The policy world loves the notion of 'tipping points'. It's a simple idea. Rather like old-fashioned shop scales, with weights at one end that suddenly tip when the goods at the other end become heavier, so ideas and events can reach a tipping point when they become the new dominant force. Policymakers use it to focus minds. At what point will an idea or pressure tip the policy agenda? How can they capture events to deliver tipping points? How can they slow down or prevent tipping points?

I thought about this when National Statistics (NS) announced last week that, in 2004, UK spending on food and drink products consumed outside the home was greater than spending on food and drink products consumed in the home. By 2004, food spending in the home was £85.8bn and ­outside was £87.5bn. Spending outside home doubled between 1992 and 2004, whereas spending on food and drink in households only grew by half.

In a new report on the UK economy's inputs and outputs, NS also showed that agriculture's importance in the economy continues to decline. In 1995 it was 1.9% of the economy. By 2004, agriculture was less than 1%. In tipping point terms, agriculture has sunk. Many policymakers say it no longer matters. Farming has sucked on state subsidies for too long. Let it go.

The wider picture suggests caution is warranted. The net food trade imbalance has grown from £4.7bn in 1992 to £12.2bn in 2004. The gap between total domestic food-related output and imports is now a whopping £28.7bn. Within the food system, the gross value added (GVA) by the service sector (retailers and caterers battling over markets) has grown, while food manufacturing value has stayed stable.
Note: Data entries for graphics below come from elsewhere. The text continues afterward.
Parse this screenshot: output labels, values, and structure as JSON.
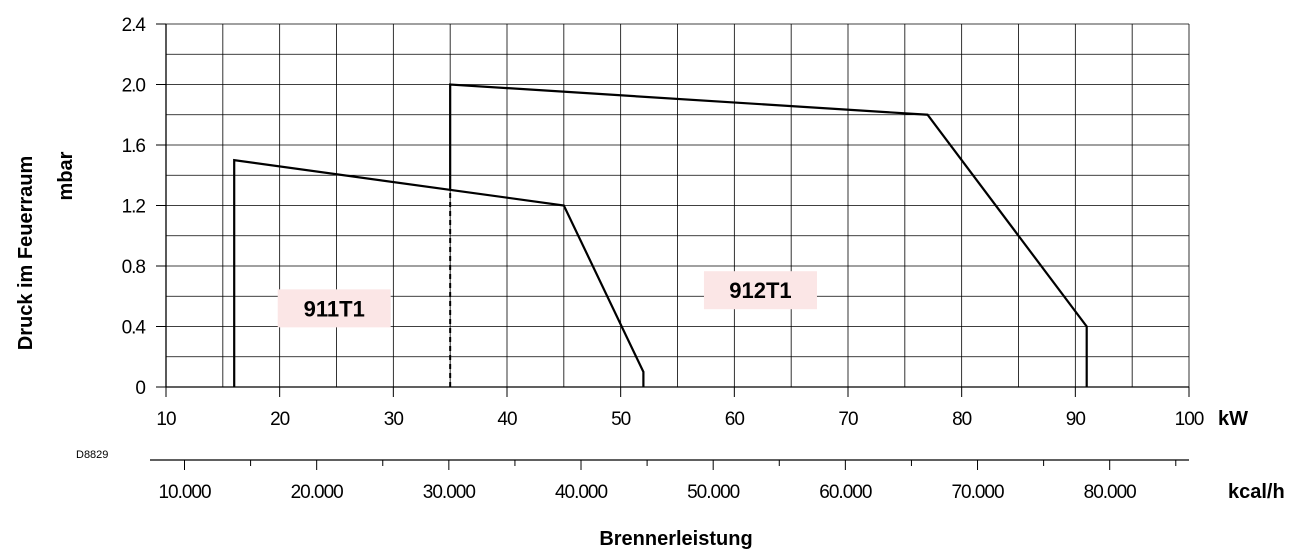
{
  "chart_data": {
    "type": "line",
    "drawing_code": "D8829",
    "xlabel": "Brennerleistung",
    "ylabel": [
      "Druck im Feuerraum",
      "mbar"
    ],
    "x_unit": "kW",
    "x2_unit": "kcal/h",
    "xlim": [
      10,
      100
    ],
    "ylim": [
      0,
      2.4
    ],
    "grid": true,
    "x_ticks": [
      10,
      20,
      30,
      40,
      50,
      60,
      70,
      80,
      90,
      100
    ],
    "x_tick_labels": [
      "10",
      "20",
      "30",
      "40",
      "50",
      "60",
      "70",
      "80",
      "90",
      "100"
    ],
    "y_ticks": [
      0,
      0.4,
      0.8,
      1.2,
      1.6,
      2.0,
      2.4
    ],
    "y_tick_labels": [
      "0",
      "0.4",
      "0.8",
      "1.2",
      "1.6",
      "2.0",
      "2.4"
    ],
    "x2_ticks": [
      10000,
      20000,
      30000,
      40000,
      50000,
      60000,
      70000,
      80000
    ],
    "x2_tick_labels": [
      "10.000",
      "20.000",
      "30.000",
      "40.000",
      "50.000",
      "60.000",
      "70.000",
      "80.000"
    ],
    "series": [
      {
        "name": "911T1",
        "x": [
          16,
          16,
          45,
          52,
          52
        ],
        "y": [
          0,
          1.5,
          1.2,
          0.1,
          0
        ]
      },
      {
        "name": "912T1",
        "x": [
          35,
          35,
          77,
          91,
          91
        ],
        "y": [
          1.3,
          2.0,
          1.8,
          0.4,
          0
        ]
      }
    ],
    "divider": {
      "x": 35,
      "y": [
        0,
        1.3
      ],
      "style": "dashed"
    },
    "label_bg_color": "#fbe6e6",
    "line_color": "#000000",
    "grid_color": "#000000"
  }
}
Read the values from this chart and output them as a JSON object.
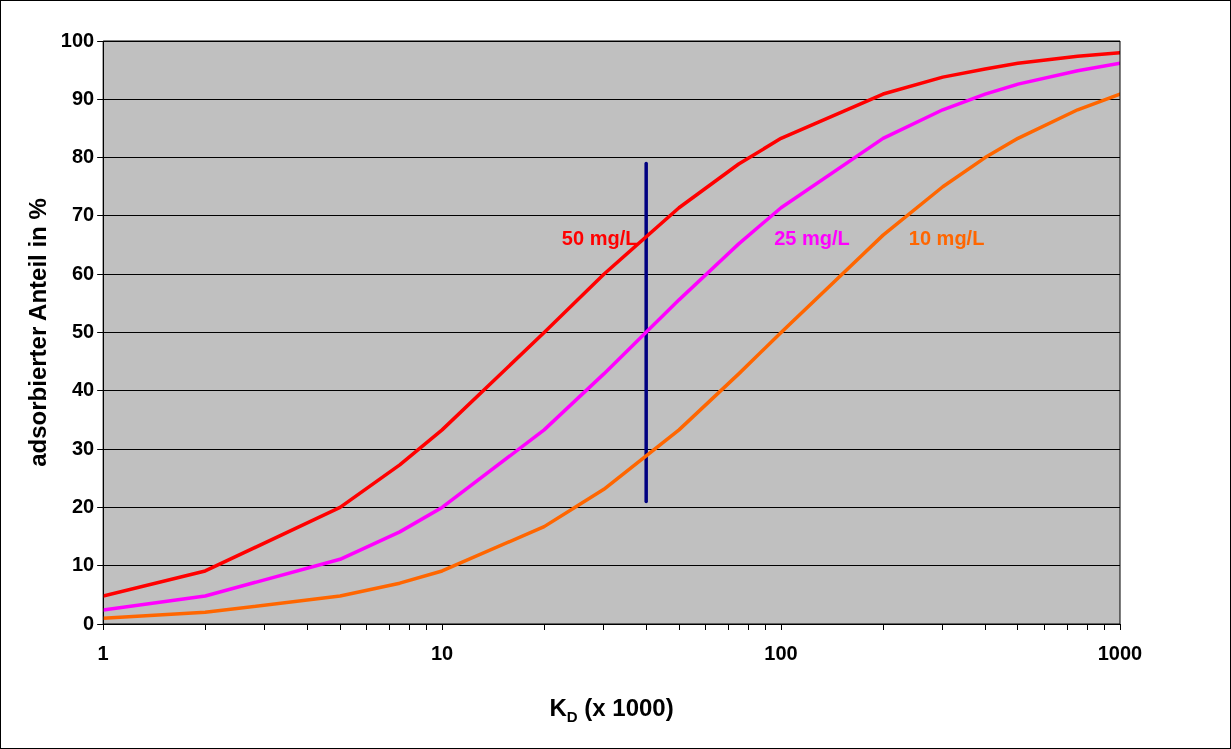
{
  "chart_data": {
    "type": "line",
    "xlabel": "K$_{D}$ (x 1000)",
    "ylabel": "adsorbierter Anteil in %",
    "x": [
      1,
      2,
      5,
      7.5,
      10,
      20,
      30,
      50,
      75,
      100,
      200,
      300,
      400,
      500,
      750,
      1000
    ],
    "series": [
      {
        "name": "50 mg/L",
        "color": "#ff0000",
        "values": [
          4.8,
          9.1,
          20,
          27.3,
          33.3,
          50,
          60,
          71.4,
          78.9,
          83.3,
          90.9,
          93.8,
          95.2,
          96.2,
          97.4,
          98
        ]
      },
      {
        "name": "25 mg/L",
        "color": "#ff00ff",
        "values": [
          2.4,
          4.8,
          11.1,
          15.8,
          20,
          33.3,
          42.9,
          55.6,
          65.2,
          71.4,
          83.3,
          88.2,
          90.9,
          92.6,
          94.9,
          96.2
        ]
      },
      {
        "name": "10 mg/L",
        "color": "#ff6600",
        "values": [
          1,
          2,
          4.8,
          7,
          9.1,
          16.7,
          23.1,
          33.3,
          42.9,
          50,
          66.7,
          75,
          80,
          83.3,
          88.2,
          90.9
        ]
      },
      {
        "color": "#000080",
        "x": [
          40,
          40
        ],
        "values": [
          21,
          79
        ]
      }
    ],
    "log": "x",
    "xlim": [
      1,
      1000
    ],
    "ylim": [
      0,
      100
    ],
    "xticks": [
      1,
      {
        "value": 2,
        "label": null
      },
      {
        "value": 3,
        "label": null
      },
      {
        "value": 4,
        "label": null
      },
      {
        "value": 5,
        "label": null
      },
      {
        "value": 6,
        "label": null
      },
      {
        "value": 7,
        "label": null
      },
      {
        "value": 8,
        "label": null
      },
      {
        "value": 9,
        "label": null
      },
      10,
      {
        "value": 20,
        "label": null
      },
      {
        "value": 30,
        "label": null
      },
      {
        "value": 40,
        "label": null
      },
      {
        "value": 50,
        "label": null
      },
      {
        "value": 60,
        "label": null
      },
      {
        "value": 70,
        "label": null
      },
      {
        "value": 80,
        "label": null
      },
      {
        "value": 90,
        "label": null
      },
      100,
      {
        "value": 200,
        "label": null
      },
      {
        "value": 300,
        "label": null
      },
      {
        "value": 400,
        "label": null
      },
      {
        "value": 500,
        "label": null
      },
      {
        "value": 600,
        "label": null
      },
      {
        "value": 700,
        "label": null
      },
      {
        "value": 800,
        "label": null
      },
      {
        "value": 900,
        "label": null
      },
      1000
    ],
    "yticks": [
      0,
      10,
      20,
      30,
      40,
      50,
      60,
      70,
      80,
      90,
      100
    ],
    "grid": "y",
    "legend": false,
    "marker": "none",
    "line_style": "solid"
  }
}
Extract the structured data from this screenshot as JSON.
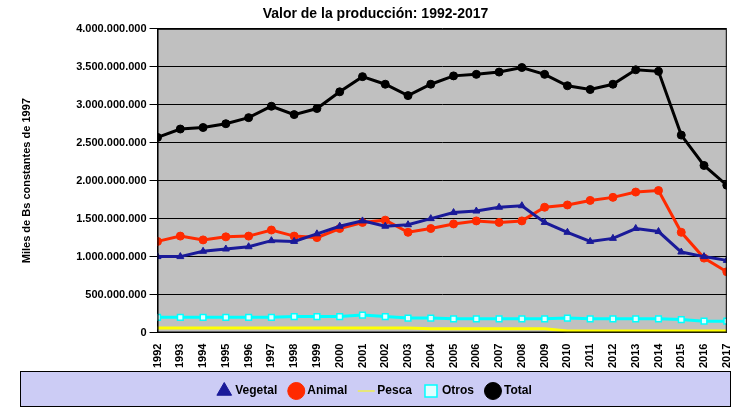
{
  "chart_data": {
    "type": "line",
    "title": "Valor de la producción: 1992-2017",
    "y_label": "Miles de Bs constantes de 1997",
    "categories": [
      "1992",
      "1993",
      "1994",
      "1995",
      "1996",
      "1997",
      "1998",
      "1999",
      "2000",
      "2001",
      "2002",
      "2003",
      "2004",
      "2005",
      "2006",
      "2007",
      "2008",
      "2009",
      "2010",
      "2011",
      "2012",
      "2013",
      "2014",
      "2015",
      "2016",
      "2017"
    ],
    "series": [
      {
        "name": "Vegetal",
        "color": "#1a1a99",
        "marker": "triangle",
        "values": [
          1000000000,
          1000000000,
          1070000000,
          1100000000,
          1130000000,
          1210000000,
          1200000000,
          1300000000,
          1400000000,
          1470000000,
          1400000000,
          1420000000,
          1500000000,
          1580000000,
          1600000000,
          1650000000,
          1670000000,
          1450000000,
          1320000000,
          1200000000,
          1240000000,
          1370000000,
          1330000000,
          1060000000,
          1000000000,
          950000000
        ]
      },
      {
        "name": "Animal",
        "color": "#ff2a00",
        "marker": "circle",
        "values": [
          1200000000,
          1270000000,
          1220000000,
          1260000000,
          1270000000,
          1350000000,
          1270000000,
          1250000000,
          1370000000,
          1450000000,
          1480000000,
          1320000000,
          1370000000,
          1430000000,
          1470000000,
          1450000000,
          1470000000,
          1650000000,
          1680000000,
          1740000000,
          1780000000,
          1850000000,
          1870000000,
          1320000000,
          980000000,
          800000000
        ]
      },
      {
        "name": "Pesca",
        "color": "#ffff00",
        "marker": "none",
        "values": [
          60000000,
          60000000,
          60000000,
          60000000,
          60000000,
          60000000,
          60000000,
          60000000,
          60000000,
          60000000,
          60000000,
          60000000,
          50000000,
          50000000,
          50000000,
          50000000,
          50000000,
          50000000,
          20000000,
          20000000,
          20000000,
          20000000,
          20000000,
          20000000,
          20000000,
          20000000
        ]
      },
      {
        "name": "Otros",
        "color": "#00ffff",
        "marker": "square",
        "values": [
          200000000,
          200000000,
          200000000,
          200000000,
          200000000,
          200000000,
          210000000,
          210000000,
          210000000,
          230000000,
          210000000,
          190000000,
          190000000,
          180000000,
          180000000,
          180000000,
          180000000,
          180000000,
          190000000,
          180000000,
          180000000,
          180000000,
          180000000,
          170000000,
          150000000,
          150000000
        ]
      },
      {
        "name": "Total",
        "color": "#000000",
        "marker": "circle",
        "values": [
          2570000000,
          2680000000,
          2700000000,
          2750000000,
          2830000000,
          2980000000,
          2870000000,
          2950000000,
          3170000000,
          3370000000,
          3270000000,
          3120000000,
          3270000000,
          3380000000,
          3400000000,
          3430000000,
          3490000000,
          3400000000,
          3250000000,
          3200000000,
          3270000000,
          3460000000,
          3440000000,
          2600000000,
          2200000000,
          1940000000
        ]
      }
    ],
    "ylim": [
      0,
      4000000000
    ],
    "yticks": [
      0,
      {
        "value": 500000000,
        "label": "500.000.000"
      },
      {
        "value": 1000000000,
        "label": "1.000.000.000"
      },
      {
        "value": 1500000000,
        "label": "1.500.000.000"
      },
      {
        "value": 2000000000,
        "label": "2.000.000.000"
      },
      {
        "value": 2500000000,
        "label": "2.500.000.000"
      },
      {
        "value": 3000000000,
        "label": "3.000.000.000"
      },
      {
        "value": 3500000000,
        "label": "3.500.000.000"
      },
      {
        "value": 4000000000,
        "label": "4.000.000.000"
      }
    ],
    "grid": true,
    "legend": "bottom"
  }
}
Agriculture's value has declined.

Most people, including NS, explain such shifts as driven by cultural change. But culture is not constant, which is why I was wryly amused at those insiders celebrating the recent survey finding that 61% of Brits don't think about food miles. Actually, a third of people are thinking food miles. Not quite tipping point, but getting there. Not bad for a notion that didn't exist in 1992. But I don't see a rebirth of agri­culture until other drivers kick in, such as fuel, water and climate change. This unsustainable food system has a few years of life left in it yet, I reckon. Any bets on the tipping point?